Where is the best place in London to take a selfie with Big Ben? This is the topic of the only video on the government’s new TikTok page for Parliament.
Usually the content of a social media post is controversial, but the very existence of @UKParliament as a social media platform, which has just 123 followers so far, is controversial in Westminster.
Senior Conservative MPs and members of the House of Lords who have previously been sanctioned by China have “approached parliamentary authorities” for creating an account that belongs to Chinese tech company ByteDance, Politico reports.
Tom Tugendhat, Iain Duncan Smith and Nusrat Ghani are among the politicians calling for the account to be closed “due to concerns that TikTok user data will be transferred to China,” the news site reported.
In a joint letter that was sent to the Speakers of the House of Commons and the House of Lords on Wednesday and reviewed by Politico’s London Playbook, the group said they were “surprised and disappointed” with the creation of the TikTok account. “The prospect of the Xi Jinping government gaining access to personal data on our children’s phones should be of great concern,” the letter said. He called for the account to be closed “until credible assurances are given that no data can be transferred to China.”

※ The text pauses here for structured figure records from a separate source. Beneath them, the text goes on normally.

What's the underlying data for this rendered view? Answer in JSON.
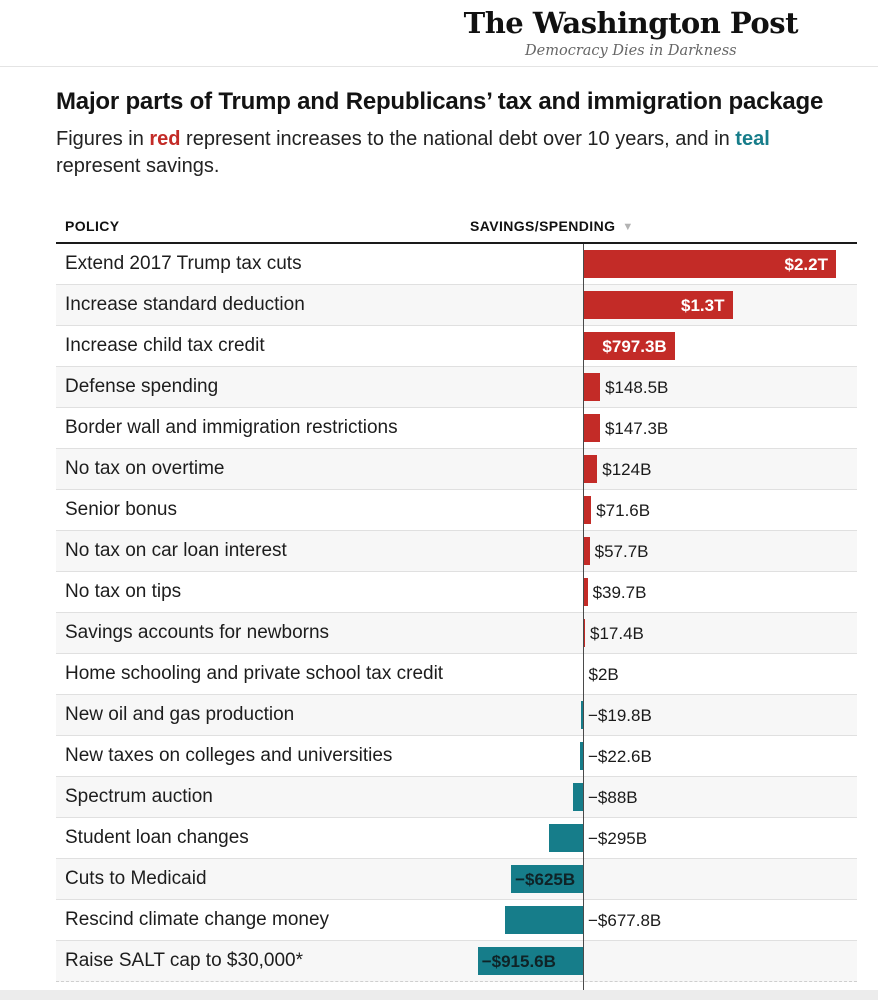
{
  "masthead": {
    "logo": "The Washington Post",
    "tagline": "Democracy Dies in Darkness"
  },
  "header": {
    "title": "Major parts of Trump and Republicans’ tax and immigration package",
    "subtitle": {
      "t1": "Figures in ",
      "red_word": "red",
      "t2": " represent increases to the national debt over 10 years, and in ",
      "teal_word": "teal",
      "t3": " represent savings."
    }
  },
  "table": {
    "policy_header": "POLICY",
    "value_header": "SAVINGS/SPENDING",
    "sort_icon": "▼"
  },
  "chart_data": {
    "type": "bar",
    "orientation": "horizontal",
    "value_unit": "billions of US dollars over 10 years",
    "positive_meaning": "increases to the national debt",
    "negative_meaning": "savings",
    "positive_color": "#c32b27",
    "negative_color": "#167d8a",
    "xlim_billions": [
      -1000,
      2400
    ],
    "grid": false,
    "legend": "none",
    "rows": [
      {
        "policy": "Extend 2017 Trump tax cuts",
        "value_billions": 2200,
        "value_label": "$2.2T",
        "label_inside": true
      },
      {
        "policy": "Increase standard deduction",
        "value_billions": 1300,
        "value_label": "$1.3T",
        "label_inside": true
      },
      {
        "policy": "Increase child tax credit",
        "value_billions": 797.3,
        "value_label": "$797.3B",
        "label_inside": true
      },
      {
        "policy": "Defense spending",
        "value_billions": 148.5,
        "value_label": "$148.5B",
        "label_inside": false
      },
      {
        "policy": "Border wall and immigration restrictions",
        "value_billions": 147.3,
        "value_label": "$147.3B",
        "label_inside": false
      },
      {
        "policy": "No tax on overtime",
        "value_billions": 124,
        "value_label": "$124B",
        "label_inside": false
      },
      {
        "policy": "Senior bonus",
        "value_billions": 71.6,
        "value_label": "$71.6B",
        "label_inside": false
      },
      {
        "policy": "No tax on car loan interest",
        "value_billions": 57.7,
        "value_label": "$57.7B",
        "label_inside": false
      },
      {
        "policy": "No tax on tips",
        "value_billions": 39.7,
        "value_label": "$39.7B",
        "label_inside": false
      },
      {
        "policy": "Savings accounts for newborns",
        "value_billions": 17.4,
        "value_label": "$17.4B",
        "label_inside": false
      },
      {
        "policy": "Home schooling and private school tax credit",
        "value_billions": 2,
        "value_label": "$2B",
        "label_inside": false
      },
      {
        "policy": "New oil and gas production",
        "value_billions": -19.8,
        "value_label": "−$19.8B",
        "label_inside": false
      },
      {
        "policy": "New taxes on colleges and universities",
        "value_billions": -22.6,
        "value_label": "−$22.6B",
        "label_inside": false
      },
      {
        "policy": "Spectrum auction",
        "value_billions": -88,
        "value_label": "−$88B",
        "label_inside": false
      },
      {
        "policy": "Student loan changes",
        "value_billions": -295,
        "value_label": "−$295B",
        "label_inside": false
      },
      {
        "policy": "Cuts to Medicaid",
        "value_billions": -625,
        "value_label": "−$625B",
        "label_inside": true
      },
      {
        "policy": "Rescind climate change money",
        "value_billions": -677.8,
        "value_label": "−$677.8B",
        "label_inside": false
      },
      {
        "policy": "Raise SALT cap to $30,000*",
        "value_billions": -915.6,
        "value_label": "−$915.6B",
        "label_inside": true
      }
    ]
  }
}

The group cited the National Intelligence Act of 2017, which requires companies to provide data to government agencies upon request. “They questioned the assurances of a TikTok chief in parliament in 2021 that his user data is not shared with ByteDance in China.”
Tugendhat, Duncan Smith and Ghani were sanctioned last year after the Chinese government said they “maliciously spread lies and misinformation” about human rights violations.
“The sanctions did not come as a surprise to Tugendhat,” Foreign Policy said. The “British MP most hated by China” has chaired the Parliament’s Select Committee on Foreign Affairs since 2017 and “has done his best to harden British policy towards the Chinese state,” the magazine said.
Duncan Smith said he views the sanctions, which prevent individuals and their immediate families from entering China and doing business with Chinese institutions or citizens, as a “badge of honour.”
Last week, Internet 2.0 cybersecurity experts warned Australian TikTok users that the social network was collecting “excessive” amounts of personal data and that the app could be used by the Chinese government to “collect personal information, from in-app messages with friends to the exact location of a device,” it said. The Guardian.
It remains to be seen if @UKParliament followers will see more of the “bts news and content from the Big Ben conservation” that the account bio promised.